Cette distinction est essentielle. En effet, ce qui est nécessaire pour qu’une personne puisse obtenir un diagnostic et des services médicaux, éducatifs et de soutien adéquats est très différent de ce dont cette même personne a besoin pour vivre une vie riche de sens et productive.
Mais laissez-moi vous donner un exemple tiré de ma propre expérience : j’ai moi-même obtenu un diagnostic, ainsi que le soutien nécessaire pour gérer certains de mes dysfonctionnements et certaines de mes incapacités et difficultés à accomplir les activités de la vie quotidienne. Il n’est pas difficile de mesurer l’écart par rapport à la norme dans ces aspects de mon quotidien. Par contre, c’est aussi à cause de cette mesure que pendant presque toute ma vie, j’ai seulement pu comprendre qui je n’étais pas et ce que je ne pouvais pas faire.
« Il n’y a pas de méthode efficace pour mesurer ce qui fait que je suis moi, et par conséquent, ces traits de mon individualité ne sont jamais mesurés. En revanche, vous me mesurez en fonction des critères qui vous servent à vous définir vous-mêmes, et selon cette mesure, je suis défectueuse. » (Endow, 2013, p. 44)
Et pourtant, tout comme vous, je vis ma vie au quotidien selon ce que je peux faire, selon mes talents et mes goûts.
Dans ma vie adulte, ce que je peux faire est particulièrement important, parce que ce sont ces capacités qui m’ont permis de gagner ma vie.
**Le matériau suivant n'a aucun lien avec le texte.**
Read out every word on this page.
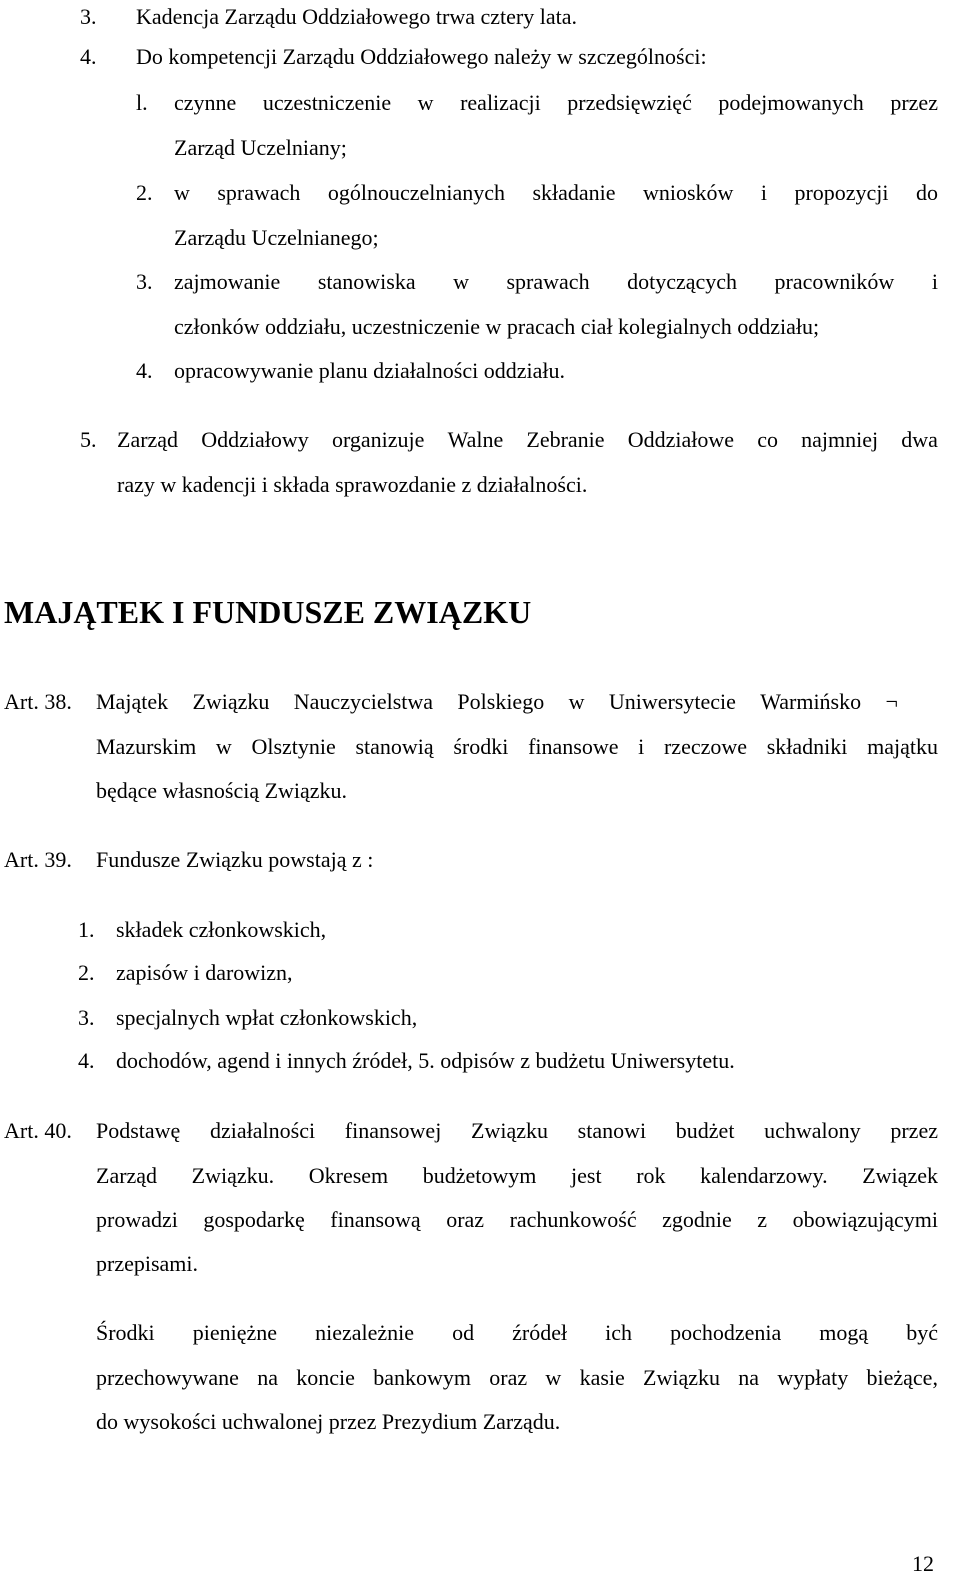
3. Kadencja Zarządu Oddziałowego trwa cztery lata.
4. Do kompetencji Zarządu Oddziałowego należy w szczególności:
l. czynne uczestniczenie w realizacji przedsięwzięć podejmowanych przez
Zarząd Uczelniany;
2. w sprawach ogólnouczelnianych składanie wniosków i propozycji do
Zarządu Uczelnianego;
3. zajmowanie stanowiska w sprawach dotyczących pracowników i
członków oddziału, uczestniczenie w pracach ciał kolegialnych oddziału;
4. opracowywanie planu działalności oddziału.
5. Zarząd Oddziałowy organizuje Walne Zebranie Oddziałowe co najmniej dwa
razy w kadencji i składa sprawozdanie z działalności.
MAJĄTEK I FUNDUSZE ZWIĄZKU
Art. 38. Majątek Związku Nauczycielstwa Polskiego w Uniwersytecie Warmińsko ¬
Mazurskim w Olsztynie stanowią środki finansowe i rzeczowe składniki majątku
będące własnością Związku.
Art. 39. Fundusze Związku powstają z :
1. składek członkowskich,
2. zapisów i darowizn,
3. specjalnych wpłat członkowskich,
4. dochodów, agend i innych źródeł, 5. odpisów z budżetu Uniwersytetu.
Art. 40. Podstawę działalności finansowej Związku stanowi budżet uchwalony przez
Zarząd Związku. Okresem budżetowym jest rok kalendarzowy. Związek
prowadzi gospodarkę finansową oraz rachunkowość zgodnie z obowiązującymi
przepisami.
Środki pieniężne niezależnie od źródeł ich pochodzenia mogą być
przechowywane na koncie bankowym oraz w kasie Związku na wypłaty bieżące,
do wysokości uchwalonej przez Prezydium Zarządu.
12
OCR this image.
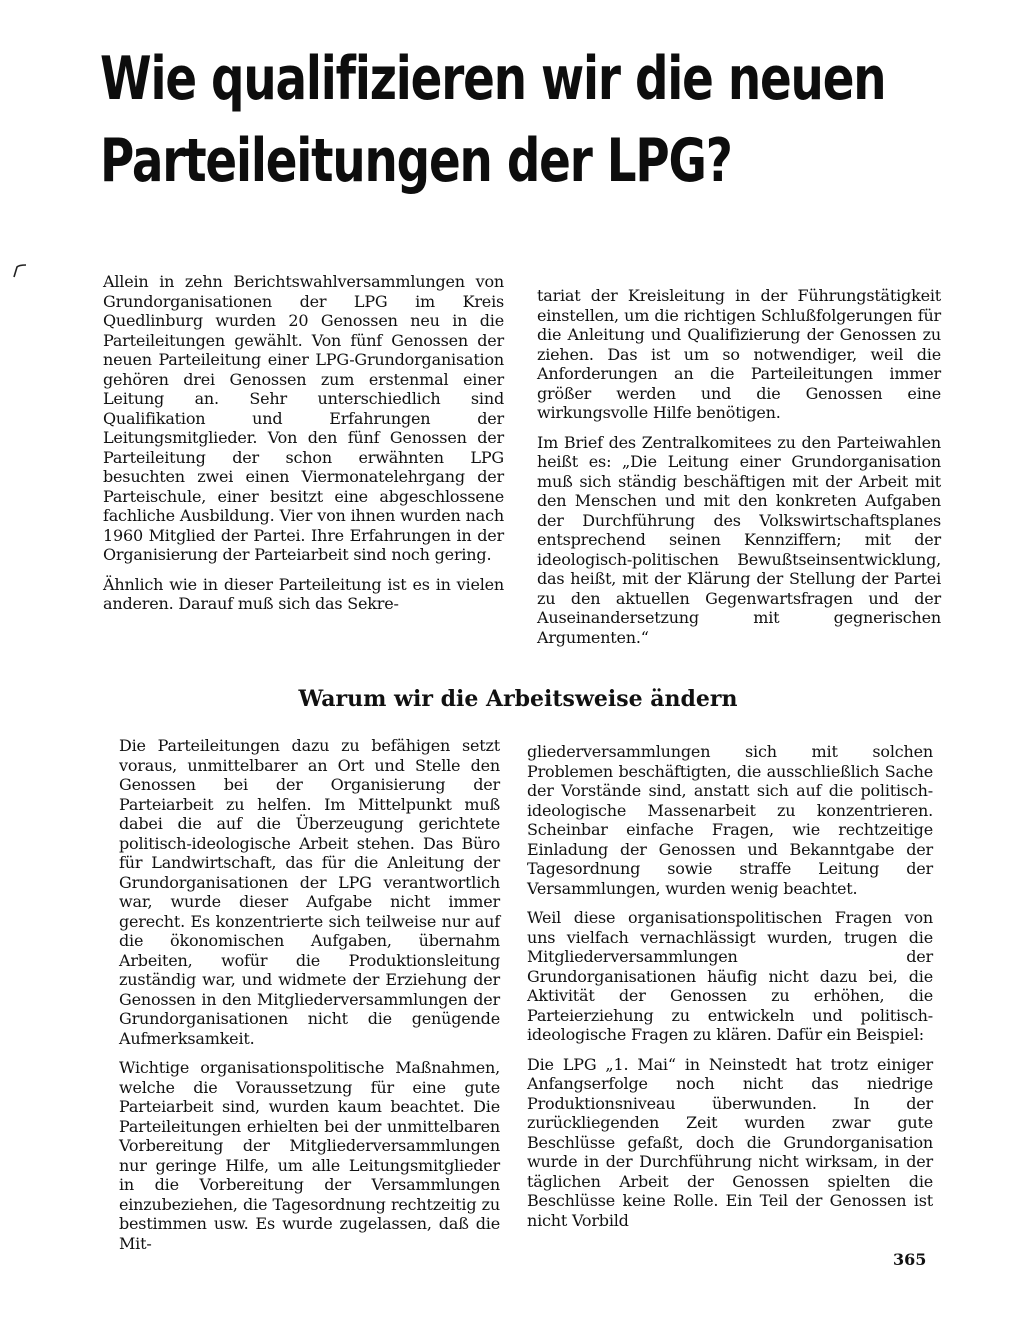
Wie qualifizieren wir die neuen
Parteileitungen der LPG?

Allein in zehn Berichtswahlversammlungen von Grundorganisationen der LPG im Kreis Quedlinburg wurden 20 Genossen neu in die Parteileitungen gewählt. Von fünf Genossen der neuen Parteileitung einer LPG-Grundorganisation gehören drei Genossen zum erstenmal einer Leitung an. Sehr unterschiedlich sind Qualifikation und Erfahrungen der Leitungsmitglieder. Von den fünf Genossen der Parteileitung der schon erwähnten LPG besuchten zwei einen Viermonatelehrgang der Parteischule, einer besitzt eine abgeschlossene fachliche Ausbildung. Vier von ihnen wurden nach 1960 Mitglied der Partei. Ihre Erfahrungen in der Organisierung der Parteiarbeit sind noch gering.

Ähnlich wie in dieser Parteileitung ist es in vielen anderen. Darauf muß sich das Sekre-

tariat der Kreisleitung in der Führungstätigkeit einstellen, um die richtigen Schlußfolgerungen für die Anleitung und Qualifizierung der Genossen zu ziehen. Das ist um so notwendiger, weil die Anforderungen an die Parteileitungen immer größer werden und die Genossen eine wirkungsvolle Hilfe benötigen.

Im Brief des Zentralkomitees zu den Parteiwahlen heißt es: „Die Leitung einer Grundorganisation muß sich ständig beschäftigen mit der Arbeit mit den Menschen und mit den konkreten Aufgaben der Durchführung des Volkswirtschaftsplanes entsprechend seinen Kennziffern; mit der ideologisch-politischen Bewußtseinsentwicklung, das heißt, mit der Klärung der Stellung der Partei zu den aktuellen Gegenwartsfragen und der Auseinandersetzung mit gegnerischen Argumenten.“

Warum wir die Arbeitsweise ändern

Die Parteileitungen dazu zu befähigen setzt voraus, unmittelbarer an Ort und Stelle den Genossen bei der Organisierung der Parteiarbeit zu helfen. Im Mittelpunkt muß dabei die auf die Überzeugung gerichtete politisch-ideologische Arbeit stehen. Das Büro für Landwirtschaft, das für die Anleitung der Grundorganisationen der LPG verantwortlich war, wurde dieser Aufgabe nicht immer gerecht. Es konzentrierte sich teilweise nur auf die ökonomischen Aufgaben, übernahm Arbeiten, wofür die Produktionsleitung zuständig war, und widmete der Erziehung der Genossen in den Mitgliederversammlungen der Grundorganisationen nicht die genügende Aufmerksamkeit.

Wichtige organisationspolitische Maßnahmen, welche die Voraussetzung für eine gute Parteiarbeit sind, wurden kaum beachtet. Die Parteileitungen erhielten bei der unmittelbaren Vorbereitung der Mitgliederversammlungen nur geringe Hilfe, um alle Leitungsmitglieder in die Vorbereitung der Versammlungen einzubeziehen, die Tagesordnung rechtzeitig zu bestimmen usw. Es wurde zugelassen, daß die Mit-

gliederversammlungen sich mit solchen Problemen beschäftigten, die ausschließlich Sache der Vorstände sind, anstatt sich auf die politisch-ideologische Massenarbeit zu konzentrieren. Scheinbar einfache Fragen, wie rechtzeitige Einladung der Genossen und Bekanntgabe der Tagesordnung sowie straffe Leitung der Versammlungen, wurden wenig beachtet.

Weil diese organisationspolitischen Fragen von uns vielfach vernachlässigt wurden, trugen die Mitgliederversammlungen der Grundorganisationen häufig nicht dazu bei, die Aktivität der Genossen zu erhöhen, die Parteierziehung zu entwickeln und politisch-ideologische Fragen zu klären. Dafür ein Beispiel:

Die LPG „1. Mai“ in Neinstedt hat trotz einiger Anfangserfolge noch nicht das niedrige Produktionsniveau überwunden. In der zurückliegenden Zeit wurden zwar gute Beschlüsse gefaßt, doch die Grundorganisation wurde in der Durchführung nicht wirksam, in der täglichen Arbeit der Genossen spielten die Beschlüsse keine Rolle. Ein Teil der Genossen ist nicht Vorbild

365
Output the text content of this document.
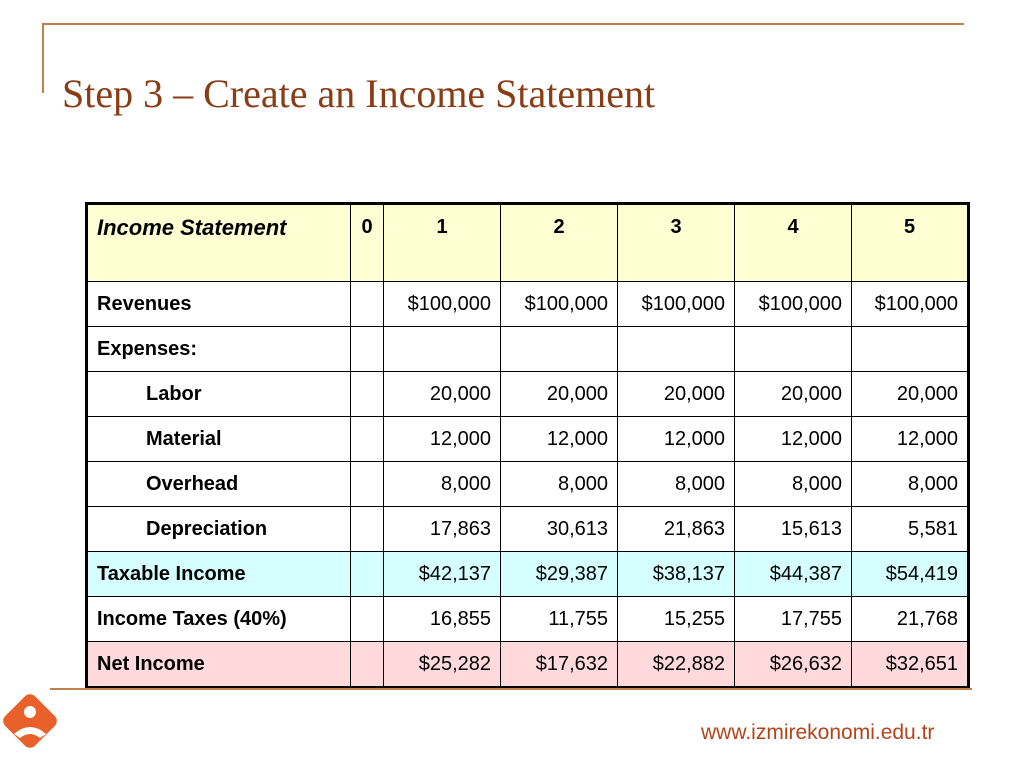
Step 3 – Create an Income Statement
Income Statement	0	1	2	3	4	5
Revenues		$100,000	$100,000	$100,000	$100,000	$100,000
Expenses:						
Labor		20,000	20,000	20,000	20,000	20,000
Material		12,000	12,000	12,000	12,000	12,000
Overhead		8,000	8,000	8,000	8,000	8,000
Depreciation		17,863	30,613	21,863	15,613	5,581
Taxable Income		$42,137	$29,387	$38,137	$44,387	$54,419
Income Taxes (40%)		16,855	11,755	15,255	17,755	21,768
Net Income		$25,282	$17,632	$22,882	$26,632	$32,651

www.izmirekonomi.edu.tr
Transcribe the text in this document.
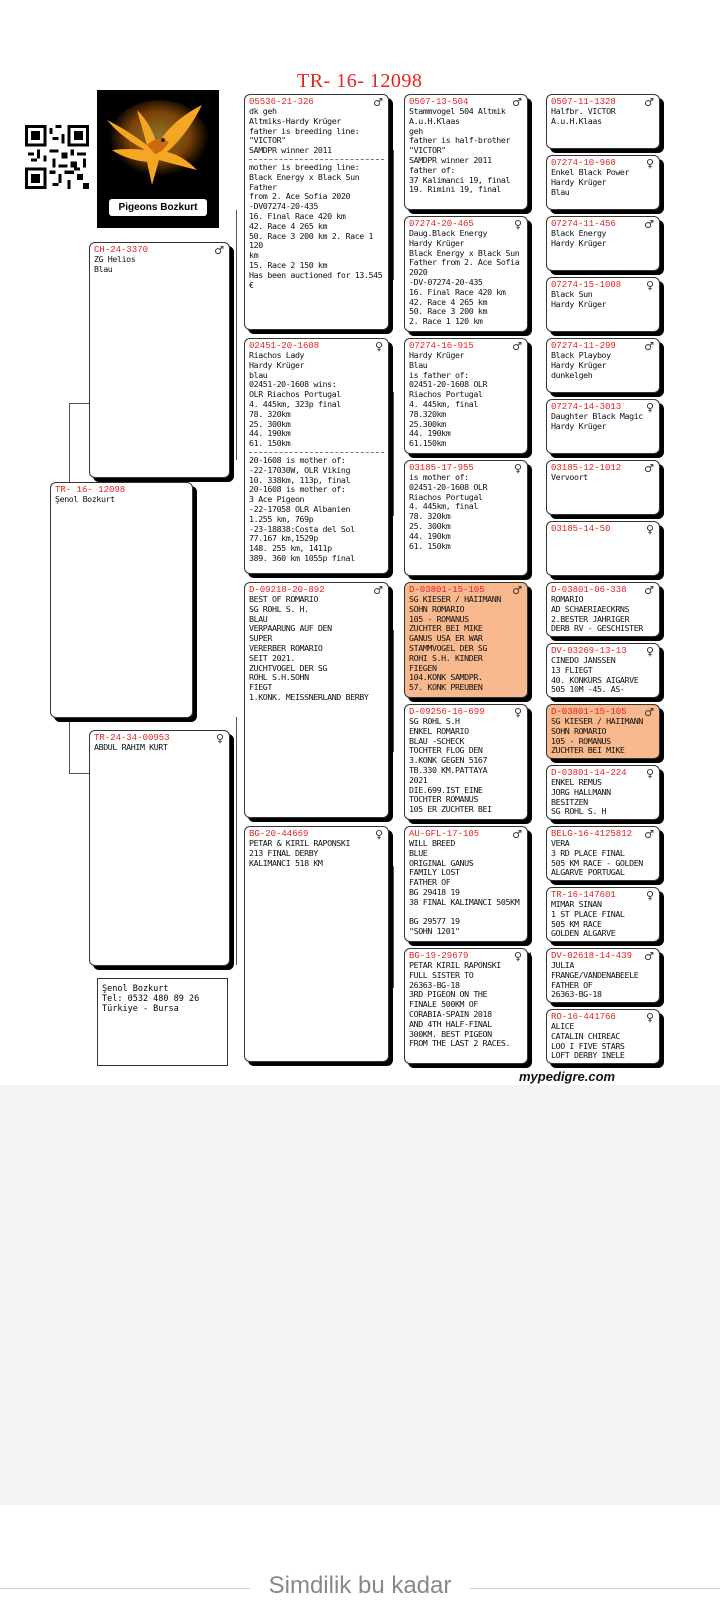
TR- 16- 12098
Pigeons Bozkurt
TR- 16- 12098
Şenol Bozkurt
CH-24-3370	♂
ZG Helios
Blau
TR-24-34-00953	♀
ABDUL RAHIM KURT
05536-21-326	♂
dk geh
Altmiks-Hardy Krüger
father is breeding line:
"VICTOR"
SAMDPR winner 2011
mother is breeding line:
Black Energy x Black Sun Father
from 2. Ace Sofia 2020
-DV07274-20-435
16. Final Race 420 km
42. Race 4 265 km
50. Race 3 200 km 2. Race 1 120
km
15. Race 2 150 km
Has been auctioned for 13.545 €
02451-20-1608	♀
Riachos Lady
Hardy Krüger
blau
02451-20-1608 wins:
OLR Riachos Portugal
4. 445km, 323p final
78. 320km
25. 300km
44. 190km
61. 150km
20-1608 is mother of:
-22-17030W, OLR Viking
10. 338km, 113p, final
20-1608 is mother of:
3 Ace Pigeon
-22-17058 OLR Albanien
1.255 km, 769p
-23-18838:Costa del Sol
77.167 km,1529p
148. 255 km, 1411p
389. 360 km 1055p final
D-09218-20-892	♂
BEST OF ROMARIO
SG ROHL S. H.
BLAU
VERPAARUNG AUF DEN
SUPER
VERERBER ROMARIO
SEIT 2021.
ZUCHTVOGEL DER SG
ROHL S.H.SOHN
FIEGT
1.KONK. MEISSNERLAND BERBY
BG-20-44669	♀
PETAR & KIRIL RAPONSKI
213 FINAL DERBY
KALIMANCI 518 KM
0507-13-504	♂
Stammvogel 504 Altmik
A.u.H.Klaas
geh
father is half-brother
"VICTOR"
SAMDPR winner 2011
father of:
37 Kalimanci 19, final
19. Rimini 19, final
07274-20-465	♀
Daug.Black Energy
Hardy Krüger
Black Energy x Black Sun
Father from 2. Ace Sofia
2020
-DV-07274-20-435
16. Final Race 420 km
42. Race 4 265 km
50. Race 3 200 km
2. Race 1 120 km
07274-16-915	♂
Hardy Krüger
Blau
is father of:
02451-20-1608 OLR
Riachos Portugal
4. 445km, final
78.320km
25.300km
44. 190km
61.150km
03185-17-955	♀
is mother of:
02451-20-1608 OLR
Riachos Portugal
4. 445km, final
78. 320km
25. 300km
44. 190km
61. 150km
D-03801-15-105	♂
SG KIESER / HAIIMANN
SOHN ROMARIO
105 - ROMANUS
ZUCHTER BEI MIKE
GANUS USA ER WAR
STAMMVOGEL DER SG
ROHI S.H. KINDER
FIEGEN
104.KONK SAMDPR.
57. KONK PREUBEN
D-09256-16-699	♀
SG ROHL S.H
ENKEL ROMARIO
BLAU -SCHECK
TOCHTER FLOG DEN
3.KONK GEGEN 5167
TB.330 KM.PATTAYA
2021
DIE.699.IST EINE
TOCHTER ROMANUS
105 ER ZUCHTER BEI
AU-GFL-17-105	♂
WILL BREED
BLUE
ORIGINAL GANUS
FAMILY LOST
FATHER OF
BG 29418 19
38 FINAL KALIMANCI 505KM

BG 29577 19
"SOHN 1201"
BG-19-29679	♀
PETAR KIRIL RAPONSKI
FULL SISTER TO
26363-BG-18
3RD PIGEON ON THE
FINALE 500KM OF
CORABIA-SPAIN 2018
AND 4TH HALF-FINAL
300KM. BEST PIGEON
FROM THE LAST 2 RACES.
0507-11-1328	♂
Halfbr. VICTOR
A.u.H.Klaas
07274-10-968	♀
Enkel Black Power
Hardy Krüger
Blau
07274-11-456	♂
Black Energy
Hardy Krüger
07274-15-1008	♀
Black Sun
Hardy Krüger
07274-11-299	♂
Black Playboy
Hardy Krüger
dunkelgeh
07274-14-3013	♀
Daughter Black Magic
Hardy Krüger
03185-12-1012	♂
Vervoort
03185-14-50	♀
D-03801-06-338	♂
ROMARIO
AD SCHAERIAECKRNS
2.BESTER JAHRIGER
DERB RV - GESCHISTER
DV-03269-13-13	♀
CINEDO JANSSEN
13 FLIEGT
40. KONKURS AIGARVE
505 10M -45. AS-
D-03801-15-105	♂
SG KIESER / HAIIMANN
SOHN ROMARIO
105 - ROMANUS
ZUCHTER BEI MIKE
D-03801-14-224	♀
ENKEL REMUS
JORG HALLMANN
BESITZEN
SG ROHL S. H
BELG-16-4125812	♂
VERA
3 RD PLACE FINAL
505 KM RACE - GOLDEN
ALGARVE PORTUGAL
TR-16-147601	♀
MIMAR SINAN
1 ST PLACE FINAL
505 KM RACE
GOLDEN ALGARVE
DV-02618-14-439	♂
JULIA
FRANGE/VANDENABEELE
FATHER OF
26363-BG-18
RO-16-441766	♀
ALICE
CATALIN CHIREAC
LOO I FIVE STARS
LOFT DERBY INELE
Şenol Bozkurt
Tel: 0532 480 89 26
Türkiye - Bursa
mypedigre.com
Simdilik bu kadar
Aujourd’hui, il est beaucoup plus important pour moi de pouvoir écrire des livres, donner des conférences et diriger mon entreprise de consultation que d’avoir appris à parler très tard, d’avoir été placée en institution au cours de mon enfance ou d’avoir reçu un diagnostic d’autisme classique.
Ce qui compte aujourd’hui, ce sont mes habiletés et mes préférences : non seulement elles m’ont permis de fonder ma propre entreprise, mais c’est aussi sur elles que reposent mes amitiés, mes activités de loisir et mes centres d’intérêt. Mon travail, mes amitiés, mes loisirs et mes intérêts : tout se recoupe, et l’ensemble de cette toile d’interactions compose ma vie, qui est à la fois bien remplie et enrichissante.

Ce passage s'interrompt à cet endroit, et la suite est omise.